Customer Reviews:
An Incredibly Edifying Book, February 21, 2004 3 out of 3 found this review helpful
On Realities Too Mundane For CritiqueAs Mr. Van Norden has it, this is one of the finer anthologies available for an Asian thinker and actually gives us a quite radically different picture of the major Taoist, and the intellectual movement as a whole, than we are used to. A.C. Graham's book *Disputers of the Tao* offers a brisk history of ancient Chinese thought which presents it as by turns dynamic and agreeably skeptical; but here Hawaii treats us to a "present history" of Chuang-tzu which makes the gnomic aphorisms we are familiar with less than *idealites*. The early Taoists were less about endurance races and more about the already-crushing cultural *staseis* of the Middle Kingdom, and "the Chuang-tzu" (rather than its more famous counterpart) contains observations on epistemology and moral-psychology to rival Plato in their evident richness; and here we have interpretations matching contemporary work on Hellenic antiquity in their contemporaneity and philological scruple: nearly all of the contributors are rather serious Siniticists (and although editor Mair's inexpensive translation of the entire Chuang-tzu, including apocrypha, is recommended as well this is no mean distinction). Would that we had a greater variety of thinkers available in such a format, i.e. accessible to us as figures with an "unhistorical" bearing on the present.

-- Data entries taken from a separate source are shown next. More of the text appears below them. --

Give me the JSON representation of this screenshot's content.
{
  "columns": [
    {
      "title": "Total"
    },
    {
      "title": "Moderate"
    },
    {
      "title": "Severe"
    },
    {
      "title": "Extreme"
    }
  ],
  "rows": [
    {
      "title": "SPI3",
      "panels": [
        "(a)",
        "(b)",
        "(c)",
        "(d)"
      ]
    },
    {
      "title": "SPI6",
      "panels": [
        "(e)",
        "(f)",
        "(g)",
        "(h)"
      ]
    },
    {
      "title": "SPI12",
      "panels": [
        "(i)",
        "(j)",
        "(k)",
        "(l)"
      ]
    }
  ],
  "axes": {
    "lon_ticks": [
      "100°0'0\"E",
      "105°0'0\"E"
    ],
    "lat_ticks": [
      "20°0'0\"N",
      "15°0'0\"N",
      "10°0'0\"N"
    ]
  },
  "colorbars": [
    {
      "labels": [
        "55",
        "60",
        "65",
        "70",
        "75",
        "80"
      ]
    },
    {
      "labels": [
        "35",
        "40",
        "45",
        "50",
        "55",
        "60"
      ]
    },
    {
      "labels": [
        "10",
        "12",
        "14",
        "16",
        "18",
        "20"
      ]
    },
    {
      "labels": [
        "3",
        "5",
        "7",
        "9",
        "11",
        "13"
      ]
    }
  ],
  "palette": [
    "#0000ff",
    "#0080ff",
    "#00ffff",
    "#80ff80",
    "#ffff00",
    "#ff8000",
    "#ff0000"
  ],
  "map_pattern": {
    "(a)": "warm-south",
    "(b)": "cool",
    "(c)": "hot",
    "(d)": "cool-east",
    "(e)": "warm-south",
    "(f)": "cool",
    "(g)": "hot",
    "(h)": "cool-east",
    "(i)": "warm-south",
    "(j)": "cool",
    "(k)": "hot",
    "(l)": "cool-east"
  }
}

A thought-provoking anthology. November 20, 2000 7 out of 7 found this review helpful
There is good reason for this book being in print after almost twenty years. It includes some excellent essays on Chuang-tzu, a "Taoist," and one of the greatest philosophers and literary stylists in Chinese history. Chuang-tzu is perhaps best known for his anecdote of how he dreamed that he was a butterfly and awoke from the dream, unsure of whether he was a man who had dreamed that he was a butterfly, or a butterfly who was now dreaming that he was a man. Also famous is his story of the butcher whose skillful dismembering of an ox is, surprisingly, a model for how we should lead our lives. Chuang-tzu is always a delight to read, but it is also a great challenge to try to figure out what he is trying to communicate to us (if anything!). The essays in this anthology are "experimental" in that they explore the writings of Chuang-tzu from a variety of perspectives. Especially worthy of note are the essays by A.C Graham, Chad Hansen, and Lee Yearley. Graham argues that Chuang-tzu gives us a way for dealing with the troubling gap between "is" and "ought" (between the way things are and the way they ought to be). Hansen argues that Chuang-tzu is a relativist, for whom there is no objective truth. Yearley suggests that we see two different images of the "perfected person" in Chuang-tzu. One is a person who is much like the rest of us, except that she takes less seriously the commitments that make most of us so prone to suffering. The more radical vision is that of a strange, alien sage, who could look on the death of his own wife as an interesting aspect of the great spectacle of change. The other essays in this collection offer many other interesting suggestions and perspectives. Good translations of the writings of Chuang-tzu (also written "Chuang Tzu" and "Zhuangzi") include those by Burton Watson (who wrote the Foreward to this anthology) and Victor Mair. Another excellent (and more recent) anthology of essays on Chuang-tzu was edited by Philip J. Ivanhoe and Paul Kjellberg.